Cars sold at an average 15.3 million annualized rate in the first quarter, the most since the same period in 2008, according to figures from Ward’s Automotive Group.
While the increase in the payroll tax and cuts in government spending are a concern, “everything else seems to be pretty positive,” Kurt McNeil, vice president of U.S. sales and service at Detroit-based General Motors Co., said on an April 2 conference call. McNeil said gains in employment and housing, the thawing in consumer credit and the increase in stock prices outweighed the negatives.
“I think most Americans are pretty tired of what goes on in Washington, so they’ve started to tune that out a little bit,” McNeil said.

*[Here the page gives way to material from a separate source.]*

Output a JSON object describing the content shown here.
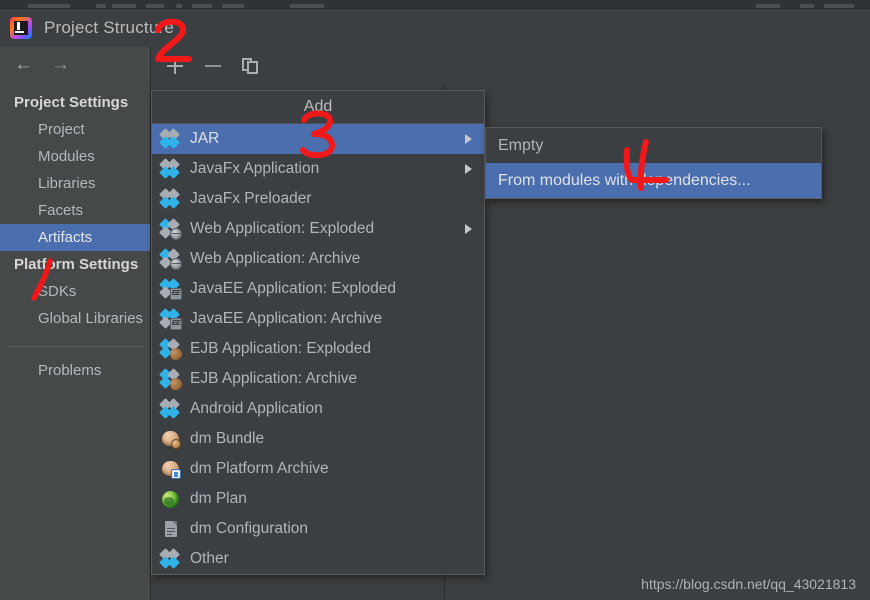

What’s being tuned out is the prospect of $85 billion in across-the-board cuts in planned federal spending that started on March 1. The reductions trim 5% from domestic agencies and 8% from the Defense Department this fiscal year.
The so-called sequestration will probably shave around 0.75 percentage point from growth in the second and third quarters, according to a forecast by economists at Goldman Sachs Group Inc. in New York.
“Right now, the onus is on the people that think the economy is going to be stuck at 2 percent” for the rest of the year, said Neil Dutta, head of U.S. economics at Renaissance Macro Research LLC in New York. “Really, tell me why? I just don’t get it.”
The U.S. economy managed to grow at about that pace in the first three years of the expansion while housing was contracting, state and local government agencies were cutting spending, households were trimming debt and Europe was in a recession, Dutta said.
Now at least three of those obstacles -- residential real estate, state and local government and households -- are poised to contribute more to growth, he said. In addition, companies will probably begin to spend more freely as concern over the economic outlook dissipates, according to Dutta.
“I think the real surprise is going to come at the end of the year when we realize that the first quarter was not in fact the strongest quarter for the U.S.,” said Dutta.